In this study, Taguchi (L₉) experimental design was made for three different levels of rev, feed, and depth of cut parameters. A total of 18 experiments were conducted at three different levels for two different tools. As the surface roughness value is desired to be minimum, the smallest best objective function is used [19,21]. The results for both tools were examined and analyzed separately.

When the mean surface roughness values of the experiments performed with the 1.0 mm tool were examined, the maximum surface roughness of 0.56 µm was obtained in the third experiment, and the minimum surface roughness of 0.22 µm was obtained in the fourth experiment. The mean surface roughness in the experiments is 0.40 µm.

When the mean surface roughness values of the experiments performed with a 0.8 mm tool were examined, the maximum surface roughness of 0.68 µm was obtained in the eighth experiment and a minimum surface roughness of 0.25 µm was obtained in the third experiment. The mean surface roughness in the experiments is 0.45 µm.

When the mean values of the surface roughness are compared, higher roughness values were observed in the experiments performed with the 0.8 mm tool. One reason for this may be the vibration during machining caused by the increased rev parameter.

It is observed that there is a similarity between the surface roughness values of the 4th, 5th, and 6th, 7th experiments. The equation specified in (equation (5)) was obtained linearly between the surface roughness values.

When the research is evaluated in terms of surface roughness, the most effective factor for the 1.0 mm tool is feed rate with 58.73%. The effect of feed on the surface roughness is expected and is a situation in the literature [27,28]. Thereafter, rev and depth are significant. The most effective factor for the 0.8 mm tool is the depth of cut with 53.60%, followed by feed and rev.
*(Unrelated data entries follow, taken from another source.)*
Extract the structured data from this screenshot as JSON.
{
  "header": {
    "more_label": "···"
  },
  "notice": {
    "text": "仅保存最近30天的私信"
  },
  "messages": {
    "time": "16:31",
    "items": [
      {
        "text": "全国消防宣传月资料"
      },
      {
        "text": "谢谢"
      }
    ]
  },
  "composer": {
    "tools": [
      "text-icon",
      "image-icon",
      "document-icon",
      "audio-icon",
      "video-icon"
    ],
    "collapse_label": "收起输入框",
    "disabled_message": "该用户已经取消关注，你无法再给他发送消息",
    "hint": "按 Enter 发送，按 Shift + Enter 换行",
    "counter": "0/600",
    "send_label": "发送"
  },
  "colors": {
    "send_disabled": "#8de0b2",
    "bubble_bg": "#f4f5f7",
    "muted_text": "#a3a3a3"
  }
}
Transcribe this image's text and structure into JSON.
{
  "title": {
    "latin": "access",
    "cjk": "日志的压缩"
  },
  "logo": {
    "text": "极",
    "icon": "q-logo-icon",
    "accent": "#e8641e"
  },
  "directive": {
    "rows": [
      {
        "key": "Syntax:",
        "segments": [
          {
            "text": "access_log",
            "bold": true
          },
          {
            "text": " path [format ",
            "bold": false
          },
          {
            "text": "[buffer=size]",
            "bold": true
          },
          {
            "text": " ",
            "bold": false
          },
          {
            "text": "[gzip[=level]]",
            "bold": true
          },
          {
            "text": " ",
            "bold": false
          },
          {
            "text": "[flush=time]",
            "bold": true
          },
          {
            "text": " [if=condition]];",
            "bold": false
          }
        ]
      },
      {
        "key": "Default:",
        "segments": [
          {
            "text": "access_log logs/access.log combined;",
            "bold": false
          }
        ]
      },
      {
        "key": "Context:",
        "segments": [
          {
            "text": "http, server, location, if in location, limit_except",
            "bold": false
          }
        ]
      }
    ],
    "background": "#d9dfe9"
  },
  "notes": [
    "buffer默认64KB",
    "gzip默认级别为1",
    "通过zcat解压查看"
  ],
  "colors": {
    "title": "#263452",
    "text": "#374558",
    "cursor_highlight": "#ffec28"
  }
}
As can be understood, the depth parameter has a great effect on the tool surface roughness of 0.8 mm.

In experiments (A2B1C3) using 1.0 mm tool, it has been observed that minimum surface roughness can be obtained with 11,000 rpm, 170 mm/min feed, and 0.3 mm depth of cut. On the other hand, in experiments using 0.8 mm tool (A3B2C1), it was observed that minimum surface roughness could be obtained with 12,000 rpm, 200 mm/min feed, and 0.1 mm depth of cut. Unlike the literature, an increase in surface roughness values was observed at low depth of cuts due to scraping and friction.

It is demonstrated in the study that the Taguchi optimization technique is an effective technique in the machinability of AZ91 magnesium alloy material, in the experimental design, and in the optimization of the parameters and the response values in the desired ratios [19,21,29,30,31].